There is something to the recent meme that Scheuer is missing: these attacks from former prominent supporters or fellow travelers are severely damaging the publics’ opinion of AQ, especially among educated Salafis. The books or letters written by Awda or Sayyid Imam are carefully formulated criticisms of AQ from within the classical Islamic tradition, not silly there-is-no-violence-in-jihad arguments. Moreover, these men have major names in the Jihadi-Salafi community and their earlier works are still much cited, so they have to be dealt with. Although Zawahiri dismisses their attacks in precisely the same way Scheuer does, he wrote a 188-page book in response to one of them, Sayyid Imam. And he released it only two months after Imam’s book came out. You do not write a book of that length and release it that fast if you are not worried. Since Scheuer is all about listening to the enemy, he should not be so quick to dismiss something Zawahiri takes so seriously.

That said, Scheuer is right that there is a little too much optimism about AQ’s impending doom. AQ may be collapsing in Iraq and losing the larger war for public sympathy, but it is still attracting recruits and expanding its operations on the margins of the Middle East–Algeria and Pakistan/Afghanistan.
It is also casting its eye on Yemen, Lebanon, and Gaza (good luck with the last two!).

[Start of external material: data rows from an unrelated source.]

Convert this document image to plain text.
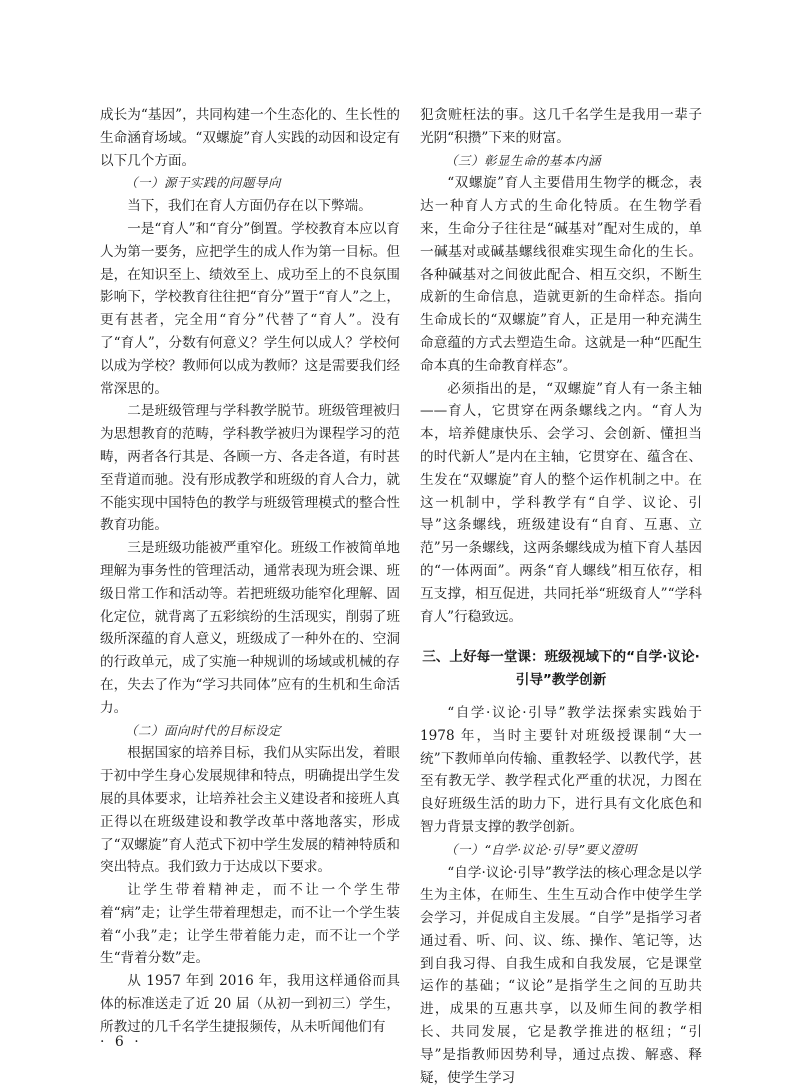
成长为“基因”，共同构建一个生态化的、生长性的生命涵育场域。“双螺旋”育人实践的动因和设定有以下几个方面。

（一）源于实践的问题导向

当下，我们在育人方面仍存在以下弊端。

一是“育人”和“育分”倒置。学校教育本应以育人为第一要务，应把学生的成人作为第一目标。但是，在知识至上、绩效至上、成功至上的不良氛围影响下，学校教育往往把“育分”置于“育人”之上，更有甚者，完全用“育分”代替了“育人”。没有了“育人”，分数有何意义？学生何以成人？学校何以成为学校？教师何以成为教师？这是需要我们经常深思的。

二是班级管理与学科教学脱节。班级管理被归为思想教育的范畴，学科教学被归为课程学习的范畴，两者各行其是、各顾一方、各走各道，有时甚至背道而驰。没有形成教学和班级的育人合力，就不能实现中国特色的教学与班级管理模式的整合性教育功能。

三是班级功能被严重窄化。班级工作被简单地理解为事务性的管理活动，通常表现为班会课、班级日常工作和活动等。若把班级功能窄化理解、固化定位，就背离了五彩缤纷的生活现实，削弱了班级所深蕴的育人意义，班级成了一种外在的、空洞的行政单元，成了实施一种规训的场域或机械的存在，失去了作为“学习共同体”应有的生机和生命活力。

（二）面向时代的目标设定

根据国家的培养目标，我们从实际出发，着眼于初中学生身心发展规律和特点，明确提出学生发展的具体要求，让培养社会主义建设者和接班人真正得以在班级建设和教学改革中落地落实，形成了“双螺旋”育人范式下初中学生发展的精神特质和突出特点。我们致力于达成以下要求。

让学生带着精神走，而不让一个学生带着“病”走；让学生带着理想走，而不让一个学生装着“小我”走；让学生带着能力走，而不让一个学生“背着分数”走。

从 1957 年到 2016 年，我用这样通俗而具体的标准送走了近 20 届（从初一到初三）学生，所教过的几千名学生捷报频传，从未听闻他们有

犯贪赃枉法的事。这几千名学生是我用一辈子光阴“积攒”下来的财富。

（三）彰显生命的基本内涵

“双螺旋”育人主要借用生物学的概念，表达一种育人方式的生命化特质。在生物学看来，生命分子往往是“碱基对”配对生成的，单一碱基对或碱基螺线很难实现生命化的生长。各种碱基对之间彼此配合、相互交织，不断生成新的生命信息，造就更新的生命样态。指向生命成长的“双螺旋”育人，正是用一种充满生命意蕴的方式去塑造生命。这就是一种“匹配生命本真的生命教育样态”。

必须指出的是，“双螺旋”育人有一条主轴——育人，它贯穿在两条螺线之内。“育人为本，培养健康快乐、会学习、会创新、懂担当的时代新人”是内在主轴，它贯穿在、蕴含在、生发在“双螺旋”育人的整个运作机制之中。在这一机制中，学科教学有“自学、议论、引导”这条螺线，班级建设有“自育、互惠、立范”另一条螺线，这两条螺线成为植下育人基因的“一体两面”。两条“育人螺线”相互依存，相互支撑，相互促进，共同托举“班级育人”“学科育人”行稳致远。

三、上好每一堂课：班级视域下的“自学·议论·引导”教学创新

“自学·议论·引导”教学法探索实践始于 1978 年，当时主要针对班级授课制“大一统”下教师单向传输、重教轻学、以教代学，甚至有教无学、教学程式化严重的状况，力图在良好班级生活的助力下，进行具有文化底色和智力背景支撑的教学创新。

（一）“自学·议论·引导”要义澄明

“自学·议论·引导”教学法的核心理念是以学生为主体，在师生、生生互动合作中使学生学会学习，并促成自主发展。“自学”是指学习者通过看、听、问、议、练、操作、笔记等，达到自我习得、自我生成和自我发展，它是课堂运作的基础；“议论”是指学生之间的互助共进，成果的互惠共享，以及师生间的教学相长、共同发展，它是教学推进的枢纽；“引导”是指教师因势利导，通过点拨、解惑、释疑，使学生学习

· 6 ·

In short, there are some positive signs that AQ is losing the war of perceptions (i.e. it looks like a loser right now), but it is still quite strong.

One final note: Scheuer’s suggestion that the recent electoral successes of the Muslim Brotherhood in Egypt and the Salafis in Kuwait constitute jihadi expansion is wrongheaded. What does the U.S. stand to gain by lumping democratically-elected MB and Salafi candidates in with AQ? The U.S. should be looking for ways to increase the political participation of these groups while identifying local variations between them that can be used to the advantage of the U.S. and to the detriment of AQ.